Sociedade anônima é obrigada a inserir na ata da Assembleia Ordinária e/ou Extraordinária as manifestações de acionista

Sociedade anônima é obrigada a inserir na ata da Assembleia Ordinária e/ou Extraordinária as manifestações de acionista

 Sociedade anônima é obrigada a inserir na ata da Assembleia Ordinária e/ou Extraordinária as manifestações de acionista

             O Judiciário Paraibano reconheceu pleito de acionista do Banco do Brasil, decidindo que a sociedade anônima é obrigada a inserir na ata as manifestações dos acionistas ocorridas na assembleia.

             Na Assembleia Geral Ordinária – AGO ocorrida em 23 abril de 2009, um pequeno acionista residente na cidade de João Pessoa dirigiu-se à sede do Banco do Brasil, na cidade de Brasília, para participar da referida assembleia, pois tinha a pretensão de levar ao conhecimento da Presidência do banco e dos demais acionistas que participariam da reunião, fatos ocorridos em agência localizada na capital paraibana. Como acionista do banco, estava preocupado em informar o fato, pois a repetição desse, em larga escala, nas agências da rede bancária do Banco do Brasil em todo o país, poderia impactar negativamente o resultado financeiro da sociedade anônima, o que resultaria em distribuição de dividendos menores.

             Pretendeu, o acionista, conforme dito acima, que o fato fosse conhecido pela Diretoria e que se adotasse um protocolo para evitar a prática de atos pelos funcionários do banco que pudessem resultar em prejuízos para a sociedade anônima, e, por consequência, para os acionistas. Para tanto, participou da AGO, apresentou por escrito a sua manifestação, bem como a fez, através de advogado, no momento oportuno na assembleia.

            Não obstante receber o apoio dos demais acionistas que estavam na AGO, o Presidente do Banco do Brasil da época afirmou que não iria inserir na ata a manifestação do acionista, pois não seria, pela ótica dele, pertinente à pauta. Apesar dos protestos na AGO, o Presidente, com o apoio da mesa da AGO, manteve a decisão ilegal e abusiva, e a ata foi publicada sem a manifestação do acionista, em flagrante desrespeito ao art. 130, § 1º, alínea “b”, da Lei das Sociedades por Ações – LSA.

             Retornando a João Pessoa, o acionista preterido ingressou com ação anulatória de assembleia-geral ordinária de sociedade anônima (processo nº 0028926-96.2009.815.2001), na qual formulou pedidos alternativos: a) a anulação total da AGO, com pedido de realização de nova assembleia para a inclusão na ata da denúncia apresentada, por escrito e verbalmente, pelo autor, na qualidade de acionista, com o devido registro em ata; ou, b) a anulação parcial do conclave, com determinação de nova AGO para dar continuidade à AGO de 23/04/2009 na parte anulada, para a inclusão  na respectiva ata da denúncia apresentada, de forma escrita, pelo acionista, com o devido registro na ata.
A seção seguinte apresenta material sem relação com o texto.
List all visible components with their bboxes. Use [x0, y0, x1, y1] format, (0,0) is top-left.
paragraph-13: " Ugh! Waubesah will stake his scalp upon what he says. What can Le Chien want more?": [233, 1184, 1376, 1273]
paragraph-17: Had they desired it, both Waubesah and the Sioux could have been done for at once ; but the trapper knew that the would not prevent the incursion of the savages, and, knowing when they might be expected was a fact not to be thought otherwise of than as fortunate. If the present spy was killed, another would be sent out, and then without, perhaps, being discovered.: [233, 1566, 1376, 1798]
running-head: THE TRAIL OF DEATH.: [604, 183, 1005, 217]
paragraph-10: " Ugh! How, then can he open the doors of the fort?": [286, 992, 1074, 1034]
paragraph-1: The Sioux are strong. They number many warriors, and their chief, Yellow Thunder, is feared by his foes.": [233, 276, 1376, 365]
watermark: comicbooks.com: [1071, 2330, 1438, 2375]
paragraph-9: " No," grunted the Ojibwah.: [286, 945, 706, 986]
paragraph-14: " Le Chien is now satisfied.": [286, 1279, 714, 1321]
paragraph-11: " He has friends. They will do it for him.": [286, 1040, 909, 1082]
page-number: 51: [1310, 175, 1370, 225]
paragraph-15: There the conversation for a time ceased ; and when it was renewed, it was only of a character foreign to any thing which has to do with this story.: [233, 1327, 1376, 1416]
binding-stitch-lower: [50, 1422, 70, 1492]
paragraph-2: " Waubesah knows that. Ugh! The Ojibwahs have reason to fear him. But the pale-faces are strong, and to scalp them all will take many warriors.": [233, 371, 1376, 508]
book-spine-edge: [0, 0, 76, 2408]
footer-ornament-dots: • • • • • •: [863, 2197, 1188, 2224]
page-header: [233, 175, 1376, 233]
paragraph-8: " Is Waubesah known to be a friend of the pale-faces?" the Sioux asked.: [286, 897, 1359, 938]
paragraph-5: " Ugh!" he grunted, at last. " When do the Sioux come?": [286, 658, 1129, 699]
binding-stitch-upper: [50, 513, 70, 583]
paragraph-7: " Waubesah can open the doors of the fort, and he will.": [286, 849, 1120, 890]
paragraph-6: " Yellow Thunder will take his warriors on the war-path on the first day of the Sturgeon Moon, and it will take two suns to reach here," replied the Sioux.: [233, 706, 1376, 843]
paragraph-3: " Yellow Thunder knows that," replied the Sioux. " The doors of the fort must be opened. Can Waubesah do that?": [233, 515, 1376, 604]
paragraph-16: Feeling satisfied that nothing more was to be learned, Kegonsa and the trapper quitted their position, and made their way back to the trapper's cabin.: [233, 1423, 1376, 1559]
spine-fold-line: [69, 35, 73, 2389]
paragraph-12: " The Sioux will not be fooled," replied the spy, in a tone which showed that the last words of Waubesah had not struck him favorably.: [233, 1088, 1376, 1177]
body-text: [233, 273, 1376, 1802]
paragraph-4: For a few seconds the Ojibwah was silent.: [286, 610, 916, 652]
             Pleiteou, o autor, o direito que todo e qualquer acionista detentor de ação ordinária (que dá direito à voz e voto nas assembleias) tem de inserir na ata as suas manifestações realizadas durante a AGO. A primeira instância julgou procedente o pedido, determinando a inserção da manifestação do autor (acionista) na ata, bem como a republicação da mesma com a modificação aludida. Ao julgar a apelação, o Tribunal de Justiça do Estado da Paraíba- TJPB não deu provimento ao recurso, mantendo a sentença. O Banco do Brasil ainda tentou levar para o STJ a discussão, através de agravo contra a decisão que não admitiu o recurso especial, porém sem sucesso.

             Desta forma, foi reconhecido o direito do acionista de inserir, na ata, as suas manifestações, de acordo com a dicção legal do art. art. 130, caput, e, § 1º, alínea “b”, da LSA. Esse direito democrático de inserir as manifestações dos acionistas detentores de ação ordinária nas atas das assembleias gerais ordinária e/ou extraordinária deve ser observado por todas as Sociedades Anônimas, sem exceção.

             Deve fazer parte dos manuais de boas práticas das sociedades por ações a observância e respeito ao disposto no art. art. 130, caput, e, § 1º, alínea “b”, da LSA, para garantir o direito dos acionistas a ter registrado em ata as suas manifestações, o que representa boas práticas de governança, mais transparência nas suas ações, contribuindo, destarte, positivamente para a boa imagem da companhia no mercado.